Discussion in 'Life After Caregiving' started by moonfx, Jul 26, 2020.

  1. moonfx

    moonfx New Member

    I lost my mother to cancer about a month ago. They believed she had pneumonia, which turned out to be the cancer spreading into her lungs. She became ventilator-dependant, and asked me to end her life support if she did not improve. We waited a while, worked with her doctor and a family member who is a doctor to do all we could before making that decision. I was able to visit her and be with her in person as they removed the life support. I'm orphaned at 27.

    I know it shouldn't feel this way, but I have so much guilt over not staying in the room with her until she passed. I was with her a long time while she was on the ventilator and for a while after it was removed, and that was when it got very hard. I held my composure for a long time, but the way she was was so painful for me to endure. I didn't want to be a sobbing, panicking mess in there when I intended to be supportive and guiding, so I stepped out for a break. I immediately broke down and rushed out of the hospital to my family (in COVID time, they only allowed one of us up at a time. everyone waited outside of the hospital). Her brother replaced me and stayed with her until she passed. I kept going back and forth on my choice to leave the room until I no longer had the opportunity to go back up. Even though I've cared for her for so long, I feel like I "failed" at this.

    For her safety I had to ask that people stop visiting and limit her person-to-person contact in mid-March. Our home health aide and myself became the primary caretakers.
    I have a full-time job and did not live at home with her; she didn't decline in health much until recently, so the plan was to finish out my current lease and then move back in.

    My parents and I cared for my grandmother through a painful and protracted course of dementia for nearly 10 years when I was younger. I saw the toll it took on them, and knew how much it had hurt me to be in that proximity. I thought I had found a good medium for myself in taking care of mom. Be there with her in person on the weekends to do full 24/7 caretaking, facetime, phone calls, and texting all the time otherwise. And yet I still feel so robbed of time with her, and angry at myself for not having the stamina to do everything or the money to quit my job and be with her more.
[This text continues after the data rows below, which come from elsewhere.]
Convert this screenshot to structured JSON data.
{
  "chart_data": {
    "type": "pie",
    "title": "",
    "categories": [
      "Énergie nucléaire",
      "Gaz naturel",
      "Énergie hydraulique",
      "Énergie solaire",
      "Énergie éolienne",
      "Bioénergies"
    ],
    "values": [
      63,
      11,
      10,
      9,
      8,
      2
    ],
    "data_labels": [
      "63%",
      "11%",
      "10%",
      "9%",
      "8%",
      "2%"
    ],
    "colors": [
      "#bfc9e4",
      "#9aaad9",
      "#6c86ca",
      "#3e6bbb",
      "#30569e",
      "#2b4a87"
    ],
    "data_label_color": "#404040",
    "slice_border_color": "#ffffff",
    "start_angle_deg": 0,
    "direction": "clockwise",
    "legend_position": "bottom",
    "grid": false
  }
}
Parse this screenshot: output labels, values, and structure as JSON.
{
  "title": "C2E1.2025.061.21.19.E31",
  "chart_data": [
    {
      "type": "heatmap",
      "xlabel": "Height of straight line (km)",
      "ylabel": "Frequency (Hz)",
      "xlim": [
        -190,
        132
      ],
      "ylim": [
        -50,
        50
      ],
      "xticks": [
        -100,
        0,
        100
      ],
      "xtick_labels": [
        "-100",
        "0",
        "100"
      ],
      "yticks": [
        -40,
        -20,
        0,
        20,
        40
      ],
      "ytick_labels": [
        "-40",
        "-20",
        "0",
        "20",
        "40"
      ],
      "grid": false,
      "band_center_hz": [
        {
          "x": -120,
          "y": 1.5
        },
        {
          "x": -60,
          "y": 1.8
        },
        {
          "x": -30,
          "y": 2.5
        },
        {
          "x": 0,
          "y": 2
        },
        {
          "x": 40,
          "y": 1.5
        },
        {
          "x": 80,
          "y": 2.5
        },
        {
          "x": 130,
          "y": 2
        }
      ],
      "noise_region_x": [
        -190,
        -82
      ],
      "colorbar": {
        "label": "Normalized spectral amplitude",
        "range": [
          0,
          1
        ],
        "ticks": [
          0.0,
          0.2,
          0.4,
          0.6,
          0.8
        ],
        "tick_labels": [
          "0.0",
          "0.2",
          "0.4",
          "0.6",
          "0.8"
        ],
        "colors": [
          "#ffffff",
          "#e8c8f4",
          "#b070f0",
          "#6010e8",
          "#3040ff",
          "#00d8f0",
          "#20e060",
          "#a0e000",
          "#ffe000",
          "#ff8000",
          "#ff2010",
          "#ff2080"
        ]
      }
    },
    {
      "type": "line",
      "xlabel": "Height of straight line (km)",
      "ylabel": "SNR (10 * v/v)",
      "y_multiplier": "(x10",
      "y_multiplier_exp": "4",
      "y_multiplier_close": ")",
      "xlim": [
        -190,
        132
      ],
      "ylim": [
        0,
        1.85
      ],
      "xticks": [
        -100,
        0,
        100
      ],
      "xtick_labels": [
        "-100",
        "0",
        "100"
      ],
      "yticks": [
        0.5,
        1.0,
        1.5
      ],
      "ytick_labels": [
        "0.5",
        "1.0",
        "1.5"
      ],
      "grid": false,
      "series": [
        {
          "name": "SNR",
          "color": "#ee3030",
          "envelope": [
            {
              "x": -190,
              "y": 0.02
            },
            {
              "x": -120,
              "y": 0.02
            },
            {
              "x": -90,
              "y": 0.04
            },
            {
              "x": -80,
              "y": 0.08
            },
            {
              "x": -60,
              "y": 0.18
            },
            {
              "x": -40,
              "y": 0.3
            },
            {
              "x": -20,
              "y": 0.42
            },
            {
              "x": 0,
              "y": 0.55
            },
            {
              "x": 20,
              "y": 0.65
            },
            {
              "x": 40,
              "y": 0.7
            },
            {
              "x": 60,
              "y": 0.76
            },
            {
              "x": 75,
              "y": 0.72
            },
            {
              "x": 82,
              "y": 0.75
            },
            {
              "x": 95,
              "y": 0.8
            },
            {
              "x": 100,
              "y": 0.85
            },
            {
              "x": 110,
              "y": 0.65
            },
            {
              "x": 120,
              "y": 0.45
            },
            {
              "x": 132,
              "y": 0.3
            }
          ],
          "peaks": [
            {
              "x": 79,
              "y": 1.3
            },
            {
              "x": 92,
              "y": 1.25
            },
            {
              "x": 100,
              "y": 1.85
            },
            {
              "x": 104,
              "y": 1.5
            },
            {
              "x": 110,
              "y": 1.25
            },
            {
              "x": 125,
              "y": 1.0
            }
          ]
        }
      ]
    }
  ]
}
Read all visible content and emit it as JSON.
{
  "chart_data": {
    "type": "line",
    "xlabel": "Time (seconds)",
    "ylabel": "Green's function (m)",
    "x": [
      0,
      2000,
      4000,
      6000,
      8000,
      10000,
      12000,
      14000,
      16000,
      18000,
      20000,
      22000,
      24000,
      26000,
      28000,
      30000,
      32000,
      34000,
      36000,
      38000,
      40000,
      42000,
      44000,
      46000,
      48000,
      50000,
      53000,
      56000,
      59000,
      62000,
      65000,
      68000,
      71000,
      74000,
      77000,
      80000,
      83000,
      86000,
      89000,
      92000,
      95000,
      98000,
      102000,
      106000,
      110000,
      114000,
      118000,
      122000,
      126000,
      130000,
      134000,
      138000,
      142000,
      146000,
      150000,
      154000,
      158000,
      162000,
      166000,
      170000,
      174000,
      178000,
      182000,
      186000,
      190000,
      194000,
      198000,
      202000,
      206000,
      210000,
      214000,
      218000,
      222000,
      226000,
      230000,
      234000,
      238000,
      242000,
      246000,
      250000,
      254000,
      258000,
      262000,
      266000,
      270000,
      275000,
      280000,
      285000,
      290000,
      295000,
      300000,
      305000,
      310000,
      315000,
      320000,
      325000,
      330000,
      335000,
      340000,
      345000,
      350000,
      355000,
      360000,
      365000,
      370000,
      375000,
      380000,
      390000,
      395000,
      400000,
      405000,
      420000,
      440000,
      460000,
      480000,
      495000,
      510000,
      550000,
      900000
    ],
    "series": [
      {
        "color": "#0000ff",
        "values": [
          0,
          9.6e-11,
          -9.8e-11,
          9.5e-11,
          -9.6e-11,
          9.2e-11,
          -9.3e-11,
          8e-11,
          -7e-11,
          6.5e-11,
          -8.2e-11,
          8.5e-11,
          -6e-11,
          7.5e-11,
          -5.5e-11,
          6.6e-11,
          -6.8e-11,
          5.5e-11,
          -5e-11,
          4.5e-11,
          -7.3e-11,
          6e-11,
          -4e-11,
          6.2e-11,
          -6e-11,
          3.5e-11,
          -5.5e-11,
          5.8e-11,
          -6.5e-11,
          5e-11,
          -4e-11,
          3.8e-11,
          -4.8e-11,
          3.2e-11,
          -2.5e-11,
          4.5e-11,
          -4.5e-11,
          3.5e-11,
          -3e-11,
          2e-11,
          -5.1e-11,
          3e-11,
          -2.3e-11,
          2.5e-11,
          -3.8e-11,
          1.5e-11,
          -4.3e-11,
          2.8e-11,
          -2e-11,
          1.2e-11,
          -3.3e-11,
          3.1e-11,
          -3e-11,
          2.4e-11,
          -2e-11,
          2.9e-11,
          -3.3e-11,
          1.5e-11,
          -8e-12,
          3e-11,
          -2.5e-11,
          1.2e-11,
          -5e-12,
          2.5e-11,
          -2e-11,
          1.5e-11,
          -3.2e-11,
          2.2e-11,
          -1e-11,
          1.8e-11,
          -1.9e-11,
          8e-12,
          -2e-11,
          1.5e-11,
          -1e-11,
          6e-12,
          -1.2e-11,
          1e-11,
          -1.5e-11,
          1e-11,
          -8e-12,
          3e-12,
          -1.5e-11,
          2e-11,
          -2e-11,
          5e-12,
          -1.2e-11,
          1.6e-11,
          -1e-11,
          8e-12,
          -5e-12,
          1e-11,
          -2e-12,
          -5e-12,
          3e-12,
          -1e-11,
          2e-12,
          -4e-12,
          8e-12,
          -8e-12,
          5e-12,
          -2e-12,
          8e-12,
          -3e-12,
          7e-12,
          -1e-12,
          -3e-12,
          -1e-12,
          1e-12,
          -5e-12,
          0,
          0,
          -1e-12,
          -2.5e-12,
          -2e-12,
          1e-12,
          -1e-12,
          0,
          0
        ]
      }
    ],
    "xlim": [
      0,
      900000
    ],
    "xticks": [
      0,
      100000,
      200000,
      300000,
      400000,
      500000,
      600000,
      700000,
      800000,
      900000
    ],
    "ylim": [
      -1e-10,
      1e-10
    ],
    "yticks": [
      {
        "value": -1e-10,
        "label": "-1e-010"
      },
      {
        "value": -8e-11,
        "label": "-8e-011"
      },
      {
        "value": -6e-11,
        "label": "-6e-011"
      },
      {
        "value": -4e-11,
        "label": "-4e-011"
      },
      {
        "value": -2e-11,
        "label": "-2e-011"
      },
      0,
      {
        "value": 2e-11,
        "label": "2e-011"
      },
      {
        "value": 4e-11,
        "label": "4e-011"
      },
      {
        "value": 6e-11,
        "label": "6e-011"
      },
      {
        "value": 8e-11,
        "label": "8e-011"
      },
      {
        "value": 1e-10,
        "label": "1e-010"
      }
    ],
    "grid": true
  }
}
    I don't know what I'm hoping to gain by sharing all this. I know I did the best I could, and I desperately try to believe her friends and siblings when they say that I was good to her.
     
  2. RLC

    RLC Well-Known Member

    I am so sorry for the loss of your Mom. I feel your pain, and agony in your writing. And I know how that feels, it’s devastating and overwhelming. Your story makes me cry. I’ve lost both my parents, when my dad passed I was 36, and thought I couldn’t live a day without. More recently I lost my husband suddenly to a massive heart attack that took him in 2 hours. I went into shock, this was so unexpected. My daughter was 34 and my son 31. They’ve both had a difficult time losing their dad.
    You’re putting guilt on yourself, and I understand that, we all tend to do that to ourselves. But we shouldn’t. You were great support to your Mom. My Mom had heart surgery and I was one of the first to go in and see her after surgery. There were so many tubes and iv’s and monitors etc, all over her, I wasn’t able to stay with long, I stepped out of her room to compose myself, but like you I lost it. I leaned against the wall and sobbed and slowly slid down to the floor. All kinds of nurses and medical people ran to me. So I understand how it feels to see someone you love so much in so much pain. It’s so hard to watch. Because of covid you couldn’t have multiple people in her room together, so it all fell on you. With multiple people everyone would support each other and your Mom. But sadly that couldn’t happen. It’s so understandable to feel like it’s too much. You did the right thing for you at the time, and your Mom wasn’t alone, she had her brother by her side. Watching our loved ones pass is so very difficult. I know I won’t say anything to help you with the guilt you’re feeling, but you were and are a loving carding daughter to her. And she knew that. She felt your love. You honored her request and stayed by her side. Your loss is so recent, and we tend to over think and rethink and question and what if. We put ourselves through torture, and shouldn’t.
    Your Mom is still with you, she’s a part of you. She’s in your heart to stay, that’s not going anywhere. And eventually all the wonderful memories will bring a smile to your face. Be good to yourself and try to get past the guilt. Your Mom loved you and wants you to be ok.
    You did the right thing by writing your story, it’s cathartic. Keep visiting this site often, and continue reading and sharing stories. Everyone here knows the pain and understands how you feel.
    Sending you hugs!
     
  3. HankersKing6

    HankersKing6 Active Member

    My heart goes out to you as I read your story. Your family even said you were a good person who did all you could for your mother. Don't be so hard on yourself. She knew you were there. I lost my mom to cancer two months ago. My siblings and I worked a schedule so she would never be alone. I prayed that when she did pass I would be there and I was. Thank God. But I also feel at times I should have sat with her longer. Taken more time to sing with her. Payed more attention the day she died and stayed in her room. I don't know. When you have done all you can with gratefulness that's all you can do. Cherish the memories and smile because if your love. Blessings! Be encouraged!